I am currently in my seventh week of pregnancy and a discharge of blood from my vagina has become a common sight for the last two weeks. There was an ultrasound done during the fifth week and it showed that the sac was normal but there was no baby. I went for a follow-up at the start of the sixth week and the ultrasound showed the baby and I also listened to the heartbeat. However, just a day later, there was a lot of bleeding and I feared the worst. Once I went for the ultrasound, it showed that the baby’s sac was totally fine and the bleeding was because of a clot in the uterus. The heavy bleeding was because the uterus wanted to remove the clot. At the moment, I have been instructed to rest and let my body deal with the clot either by expelling it or by absorbing it. Hopefully, the clot goes away as if it would get any bigger, it might threaten the baby’s sac.

I experienced heavy bleeding during pregnancy right at the start when I was about to go to have my first ultrasound. I had observed brown spots for a week leading up to the bleeding. The bleeding was accompanied with a great amount of pain and I simply couldn’t stand up. I was taken into the ER and they did the ultrasound to know the cause behind the bleeding. The baby’s heartbeat was very strong and there was nothing wrong with him. The bleeding was because of a large clot far away from the baby’s sac. When I came back home, the clot came out and now there is no pain and the baby is fine too.

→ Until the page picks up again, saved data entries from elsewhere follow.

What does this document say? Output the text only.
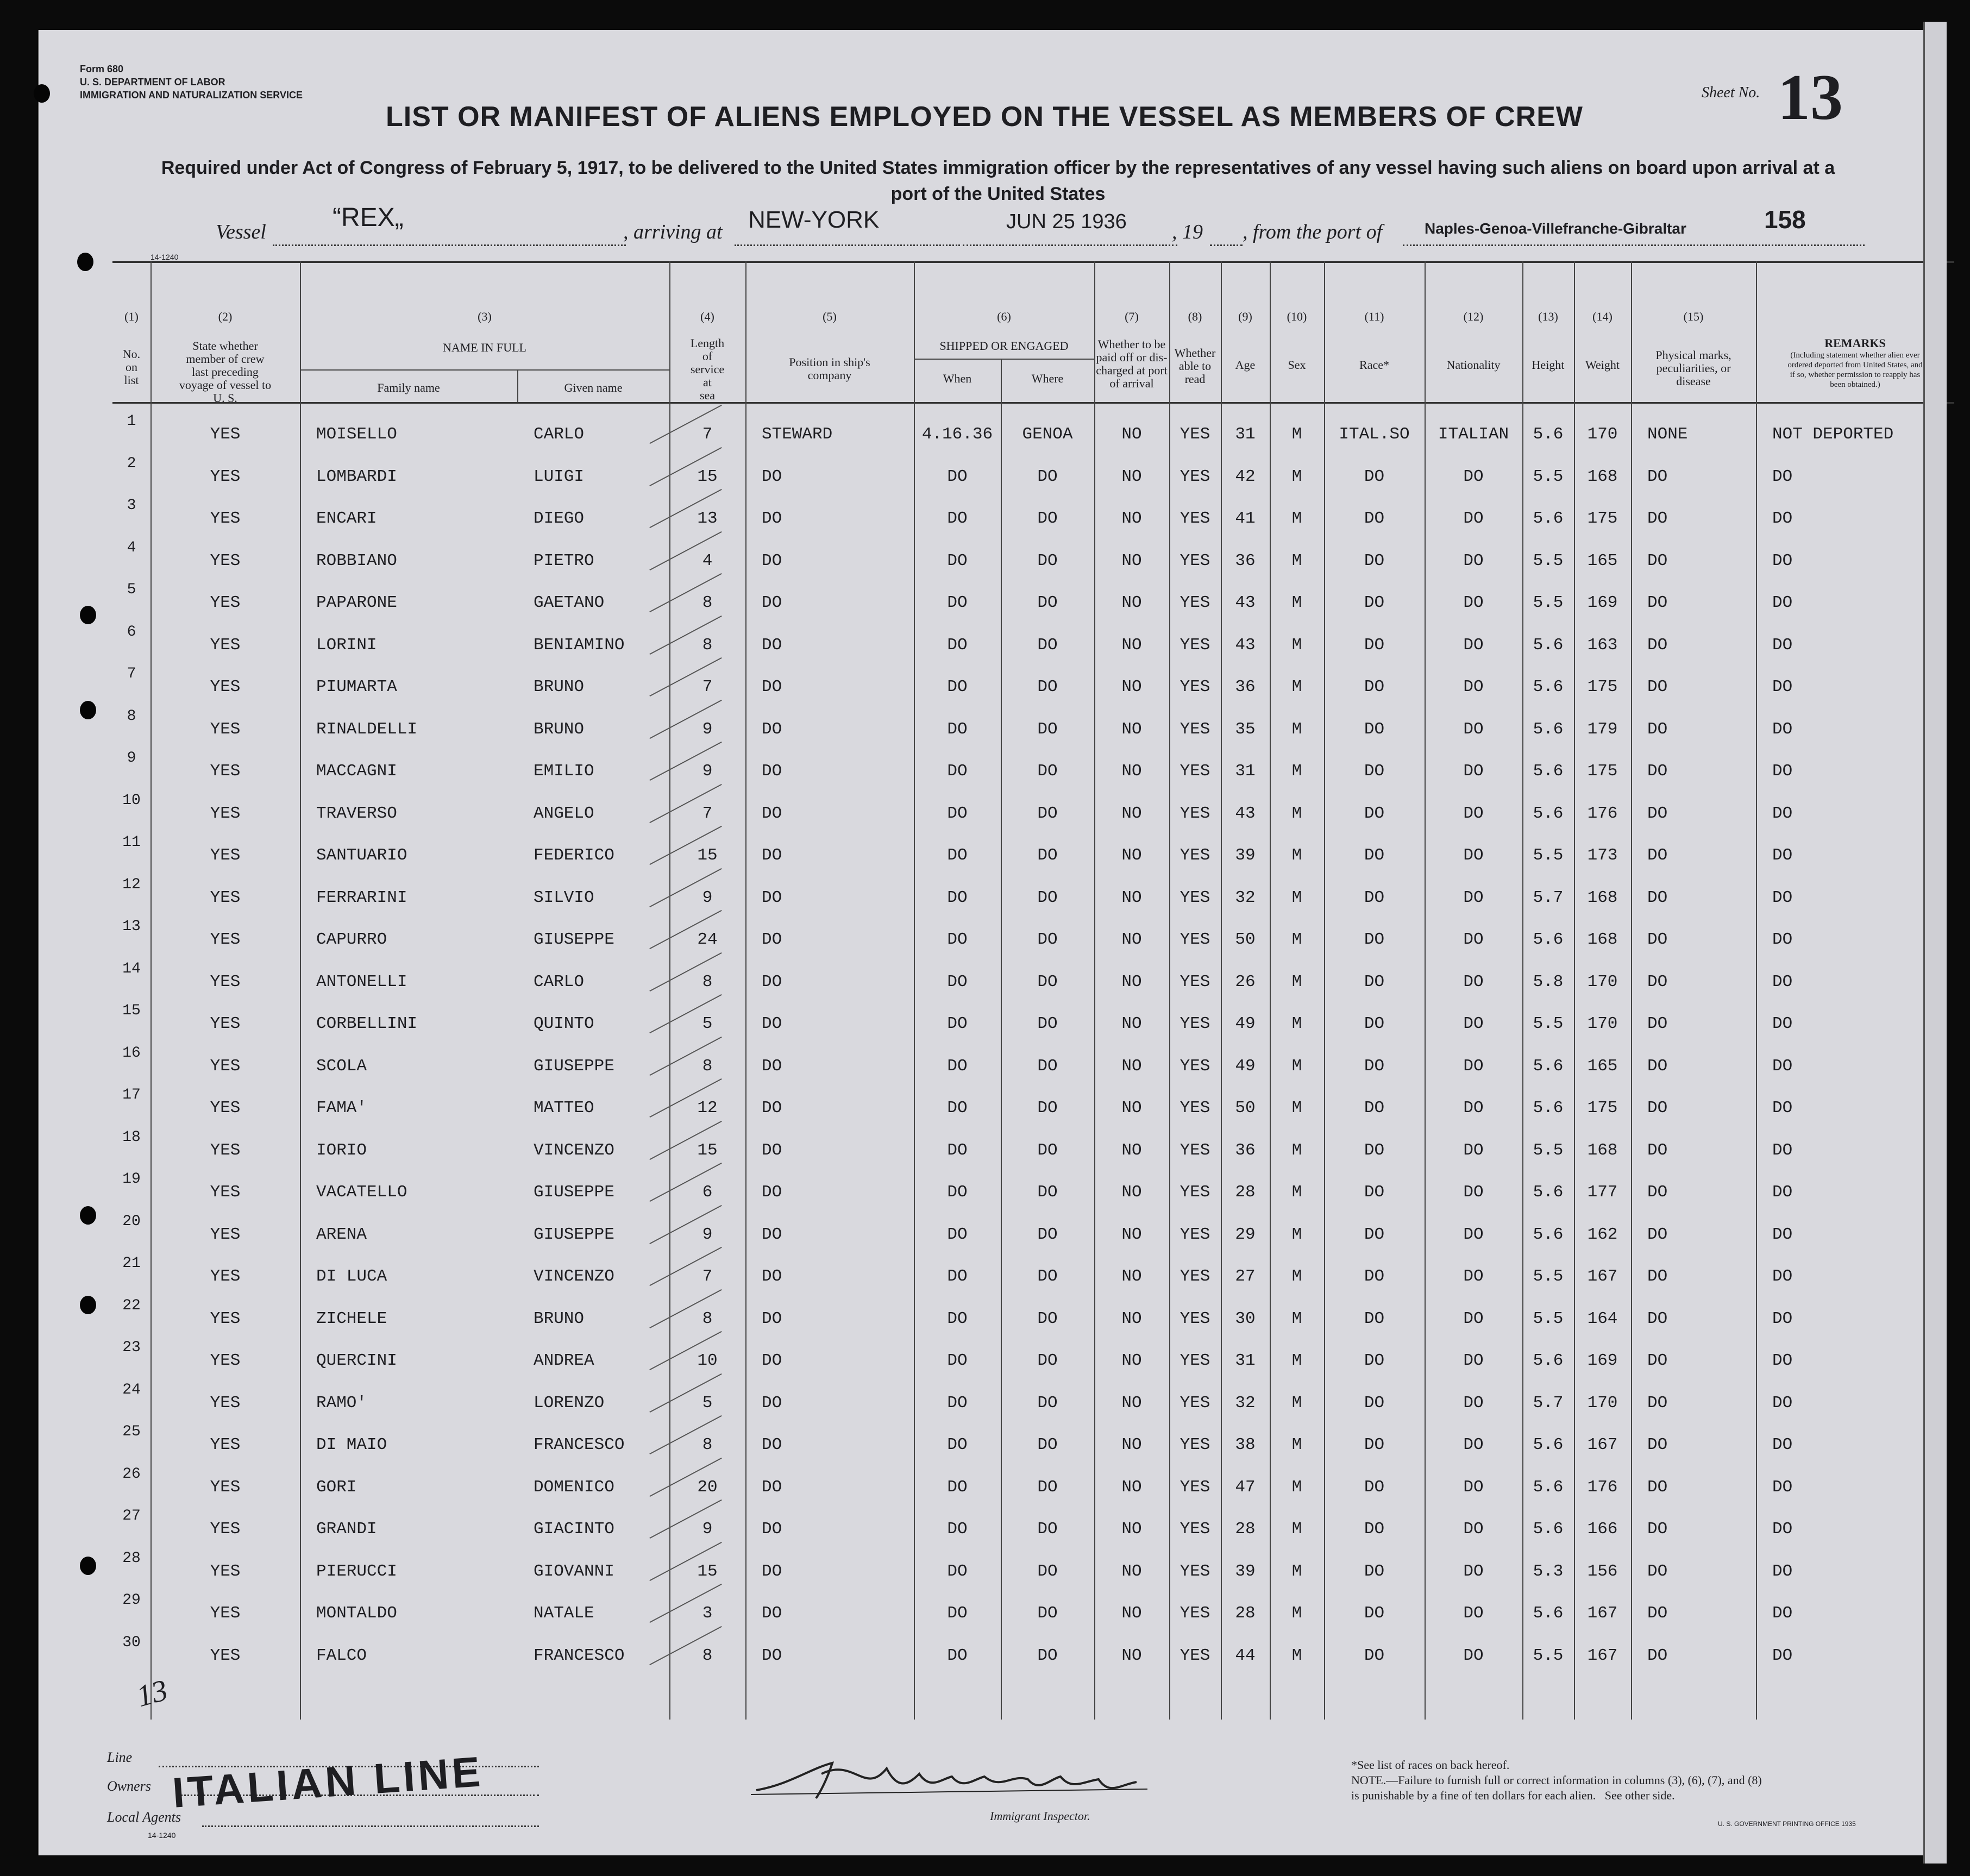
Form 680
U. S. DEPARTMENT OF LABOR
IMMIGRATION AND NATURALIZATION SERVICE
LIST OR MANIFEST OF ALIENS EMPLOYED ON THE VESSEL AS MEMBERS OF CREW
Sheet No. 13
Required under Act of Congress of February 5, 1917, to be delivered to the United States immigration officer by the representatives of any vessel having such aliens on board upon arrival at a
port of the United States
Vessel	“REX„	, arriving at NEW-YORK	JUN 25 1936 , 19 , from the port of	Naples-Genoa-Villefranche-Gibraltar	158
14-1240
(1)	(2)	(3)	(4)	(5)	(6)	(7)	(8)	(9)	(10)	(11)	(12)	(13)	(14)	(15)
No.
on
list
State whether
member of crew
last preceding
voyage of vessel to
U. S.
NAME IN FULL
Family name	Given name
Length
of
service
at
sea
Position in ship's
company
SHIPPED OR ENGAGED
When	Where
Whether to be
paid off or dis-
charged at port
of arrival
Whether
able to
read
Age	Sex	Race*	Nationality	Height	Weight
Physical marks,
peculiarities, or
disease
REMARKS
(Including statement whether alien ever
ordered deported from United States, and
if so, whether permission to reapply has
been obtained.)
1
YES	MOISELLO	CARLO	7	STEWARD	4.16.36	GENOA	NO	YES	31	M	ITAL.SO	ITALIAN	5.6	170	NONE	NOT DEPORTED
2
YES	LOMBARDI	LUIGI	15	DO	DO	DO	NO	YES	42	M	DO	DO	5.5	168	DO	DO
3
YES	ENCARI	DIEGO	13	DO	DO	DO	NO	YES	41	M	DO	DO	5.6	175	DO	DO
4
YES	ROBBIANO	PIETRO	4	DO	DO	DO	NO	YES	36	M	DO	DO	5.5	165	DO	DO
5
YES	PAPARONE	GAETANO	8	DO	DO	DO	NO	YES	43	M	DO	DO	5.5	169	DO	DO
6
YES	LORINI	BENIAMINO	8	DO	DO	DO	NO	YES	43	M	DO	DO	5.6	163	DO	DO
7
YES	PIUMARTA	BRUNO	7	DO	DO	DO	NO	YES	36	M	DO	DO	5.6	175	DO	DO
8
YES	RINALDELLI	BRUNO	9	DO	DO	DO	NO	YES	35	M	DO	DO	5.6	179	DO	DO
9
YES	MACCAGNI	EMILIO	9	DO	DO	DO	NO	YES	31	M	DO	DO	5.6	175	DO	DO
10
YES	TRAVERSO	ANGELO	7	DO	DO	DO	NO	YES	43	M	DO	DO	5.6	176	DO	DO
11
YES	SANTUARIO	FEDERICO	15	DO	DO	DO	NO	YES	39	M	DO	DO	5.5	173	DO	DO
12
YES	FERRARINI	SILVIO	9	DO	DO	DO	NO	YES	32	M	DO	DO	5.7	168	DO	DO
13
YES	CAPURRO	GIUSEPPE	24	DO	DO	DO	NO	YES	50	M	DO	DO	5.6	168	DO	DO
14
YES	ANTONELLI	CARLO	8	DO	DO	DO	NO	YES	26	M	DO	DO	5.8	170	DO	DO
15
YES	CORBELLINI	QUINTO	5	DO	DO	DO	NO	YES	49	M	DO	DO	5.5	170	DO	DO
16
YES	SCOLA	GIUSEPPE	8	DO	DO	DO	NO	YES	49	M	DO	DO	5.6	165	DO	DO
17
YES	FAMA'	MATTEO	12	DO	DO	DO	NO	YES	50	M	DO	DO	5.6	175	DO	DO
18
YES	IORIO	VINCENZO	15	DO	DO	DO	NO	YES	36	M	DO	DO	5.5	168	DO	DO
19
YES	VACATELLO	GIUSEPPE	6	DO	DO	DO	NO	YES	28	M	DO	DO	5.6	177	DO	DO
20
YES	ARENA	GIUSEPPE	9	DO	DO	DO	NO	YES	29	M	DO	DO	5.6	162	DO	DO
21
YES	DI LUCA	VINCENZO	7	DO	DO	DO	NO	YES	27	M	DO	DO	5.5	167	DO	DO
22
YES	ZICHELE	BRUNO	8	DO	DO	DO	NO	YES	30	M	DO	DO	5.5	164	DO	DO
23
YES	QUERCINI	ANDREA	10	DO	DO	DO	NO	YES	31	M	DO	DO	5.6	169	DO	DO
24
YES	RAMO'	LORENZO	5	DO	DO	DO	NO	YES	32	M	DO	DO	5.7	170	DO	DO
25
YES	DI MAIO	FRANCESCO	8	DO	DO	DO	NO	YES	38	M	DO	DO	5.6	167	DO	DO
26
YES	GORI	DOMENICO	20	DO	DO	DO	NO	YES	47	M	DO	DO	5.6	176	DO	DO
27
YES	GRANDI	GIACINTO	9	DO	DO	DO	NO	YES	28	M	DO	DO	5.6	166	DO	DO
28
YES	PIERUCCI	GIOVANNI	15	DO	DO	DO	NO	YES	39	M	DO	DO	5.3	156	DO	DO
29
YES	MONTALDO	NATALE	3	DO	DO	DO	NO	YES	28	M	DO	DO	5.6	167	DO	DO
30
YES	FALCO	FRANCESCO	8	DO	DO	DO	NO	YES	44	M	DO	DO	5.5	167	DO	DO
13
Line
Owners
Local Agents
ITALIAN LINE
14-1240
Immigrant Inspector.
*See list of races on back hereof.
NOTE.—Failure to furnish full or correct information in columns (3), (6), (7), and (8)
is punishable by a fine of ten dollars for each alien.   See other side.
U. S. GOVERNMENT PRINTING OFFICE 1935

During the fifteenth week of my pregnancy, I started bleeding regularly. It was light at first but started to get heavier afterwards. I immediately rushed to the ER and there I was told that the bleeding indicated a threatened miscarriage. I was very worried and went to see my gynecologist who said that the baby looked fine and that the bleeding would go away soon. Right on cue, the bleeding stopped from the very next day.

Causes of Bleeding in Late Pregnancy

There can be a number of causes of heavy bleeding during pregnancy. They include:

  • Activities that cause a cervical change like sex can cause bleeding.
  • Any kind of vaginal infection.
  • Bloody show, which is the removal of the mucus plug that is present in the cervix from the beginning of the pregnancy-it is an indication that the cervix is close to being ready for labor. The bleeding in this case may start before the contractions or even during labor.
  • A critical condition called placental abruption where the placenta moves away from the wall of the womb. The bleeding is usually accompanied with stomach pain in this condition.
  • A severe condition called placenta praevia in which the placenta attaches itself close to the cervix. The bleeding in this case is very heavy and can put both the baby and the mother at risk. A caesarean usually becomes necessary if this happens.
  • An uncommon condition called the vasa praevia in which the blood vessels of the baby are not secured by the placenta and the umbilical cord and actually go over the cervix’s membranes. In this condition, when the water breaks, the vessels become damaged and blood comes out through the vagina. This can prove life-threatening to the baby. Diagnosing the condition is usually very tough though; in some cases it gets identified with an ultrasound.